Either way, questions about Hand’s diminished velocity have followed him into 2021. ESPN reported the dip had a “demonstrable effect” on his free agent market before he landed with the Nationals. On Tuesday, he called restoring velocity the top goal of his offseason. Hand’s out pitch is his slider, and he throws it roughly 50 percent of the time. Fastballs make up the other half of the left-hander’s arsenal. That’s why Hand feels the need to elevate his speed.
“It helped me out a lot just to be able to know that I can pitch in that [velocity] range,” said Hand, who will turn 31 in March. “Obviously I don’t want to pitch in that range. I’m trying to get that back up. But I had to learn how to pitch more, you know what I mean? Just try to be on top of it and focus on every pitch.”
(A note on the structure of Hand’s contract with the Nationals: He will make $4 million in 2021 and have the last $6.5 million deferred and paid out across the following three years, according to a person with knowledge of the terms. Washington prefers this method and uses it often to lessen the immediate financial impact of deals. It also benefits Hand because his primary residence is in Florida, meaning he won’t have to pay income tax on the deferred money. That will make up for any value lost with the deferrals, according to a person with knowledge of the finances, and get Hand his guaranteed amount.)
Hand mostly throws his slider and four-seam fastball. His sinker, a pitch he is working on this winter, makes up about 80 percent of his fastball usage (and about 15 percent of his overall usage in recent years). Data from analytics website Brooks Baseball shows Hand turns to his sinker against right-handed hitters, mostly on the first pitch or when he is ahead in the count. But he otherwise leans on the slider and four-seam combo that has helped him shine as a reliever.
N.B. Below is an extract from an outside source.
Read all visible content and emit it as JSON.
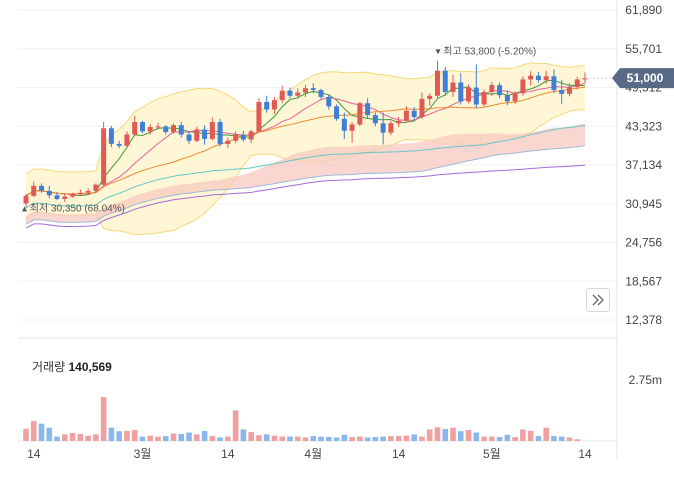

He has a 2.70 ERA in 320 innings since becoming a full-time reliever in 2016. In 2020, he led the American League in saves (16) and games finished (21). His strikeout rate was a hair below 12 per nine innings, a marginal drop from the previous two seasons. His strikeout-per-walk rate jumped to 7.25 — the best of his career — though the sample size was tiny in the pandemic-shortened season. Hand did all this with an average fastball velocity of 91.4 mph. He did more than just tread water.
“Throughout the course of the year, I felt great. It just wasn’t, for some reason, coming out the same that it had been,” Hand said. “So that’s one of the main reasons I started throwing a little bit earlier, trying to get off the mound a little bit earlier, trying to get that back a little bit. As of right now, it’s pretty good. We’ll see what happens when games start.”
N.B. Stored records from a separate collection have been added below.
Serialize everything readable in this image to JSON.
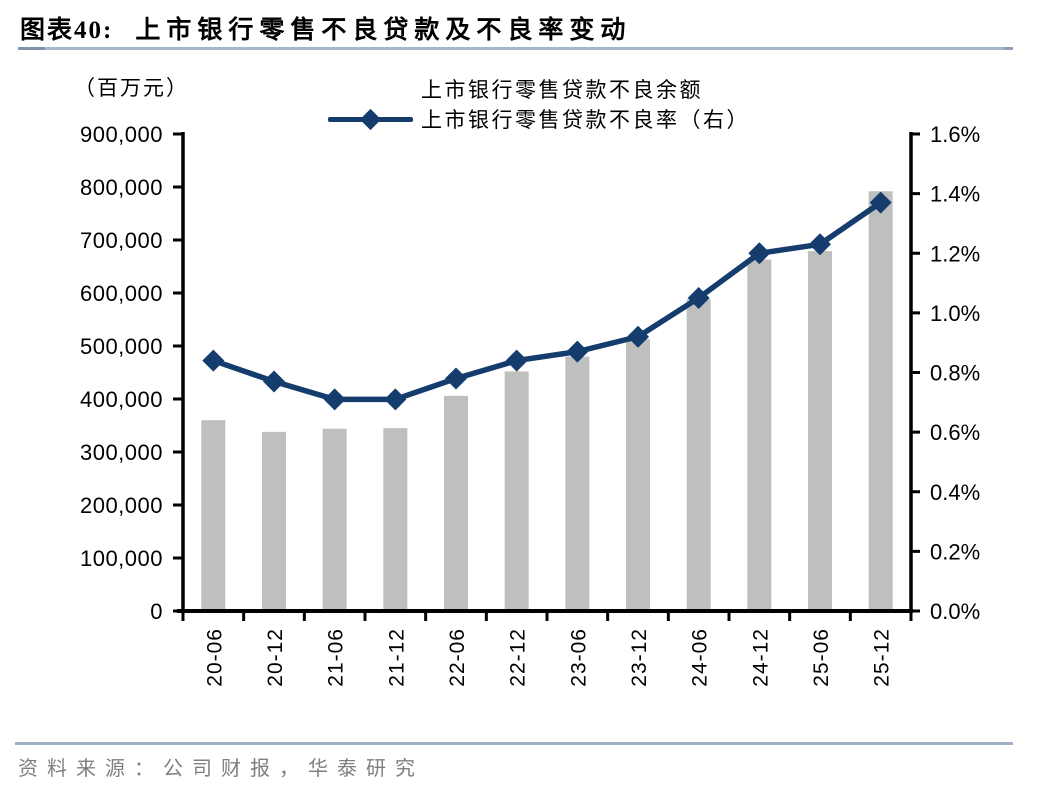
{
  "header": {
    "figure_label": "图表40:",
    "title": "上市银行零售不良贷款及不良率变动"
  },
  "axis_unit_label": "（百万元）",
  "legend": [
    {
      "label": "上市银行零售贷款不良余额",
      "marker": "gray-bar-swatch"
    },
    {
      "label": "上市银行零售贷款不良率（右）",
      "marker": "navy-line-diamond"
    }
  ],
  "source_note": "资料来源：公司财报，华泰研究",
  "colors": {
    "bar": "#bfbfbf",
    "line": "#143d6e",
    "axis": "#000000",
    "divider": "#a4b6c8",
    "source_text": "#7f7f7f"
  },
  "chart_data": {
    "type": "bar+line",
    "title": "上市银行零售不良贷款及不良率变动",
    "categories": [
      "20-06",
      "20-12",
      "21-06",
      "21-12",
      "22-06",
      "22-12",
      "23-06",
      "23-12",
      "24-06",
      "24-12",
      "25-06",
      "25-12"
    ],
    "series": [
      {
        "name": "上市银行零售贷款不良余额",
        "type": "bar",
        "axis": "left",
        "unit": "百万元",
        "values": [
          360000,
          338000,
          344000,
          345000,
          406000,
          452000,
          480000,
          513000,
          588000,
          663000,
          679000,
          792000
        ]
      },
      {
        "name": "上市银行零售贷款不良率（右）",
        "type": "line",
        "axis": "right",
        "unit": "%",
        "values": [
          0.84,
          0.77,
          0.71,
          0.71,
          0.78,
          0.84,
          0.87,
          0.92,
          1.05,
          1.2,
          1.23,
          1.37
        ]
      }
    ],
    "left_axis": {
      "label": "（百万元）",
      "min": 0,
      "max": 900000,
      "step": 100000
    },
    "right_axis": {
      "label": "%",
      "min": 0.0,
      "max": 1.6,
      "step": 0.2
    },
    "grid": false,
    "legend_position": "top-center"
  }
}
It’s hard to identify if or how Hand tweaked his approach in 2020. That’s both because it was a shortened year — only 23 appearances for him — and because pitch usage doesn’t often skew much for a guy who throws a near-even diet of sliders and four-seam fastballs. He had a higher rate of first-pitch sliders to lefties last year, perhaps showing less confidence in setting up counts or getting ahead with his fastball. But most of his other usage numbers didn’t waver.
One AL scout said even with a slower fastball, Hand’s effectiveness hinges on a 10- to 11-mph difference between his fastball and slider velocity. (The scout spoke about Hand on the condition of anonymity because his employer does not authorize him to talk with reporters.) That velocity difference, the scout explained, is a sweet spot that keeps hitters from recognizing the slider too early (as they could if it were even slower than his fastball) while creating movement that makes it tough to barrel.
In 2018, when his fastball velocity peaked, it averaged 93.6 mph, while his slider averaged 82.1. Last year, his average fastball velocity was 91.4 and his average slider velocity was 79.6. The gap barely changed — from 11.1 to 11.8 in 2020 — and he was a top reliever in both years.
By that logic, Hand could live with lowered fastball velocity if it keeps moving on a sliding scale with his go-to breaking pitch. He just made it clear Tuesday that he would rather not test it again.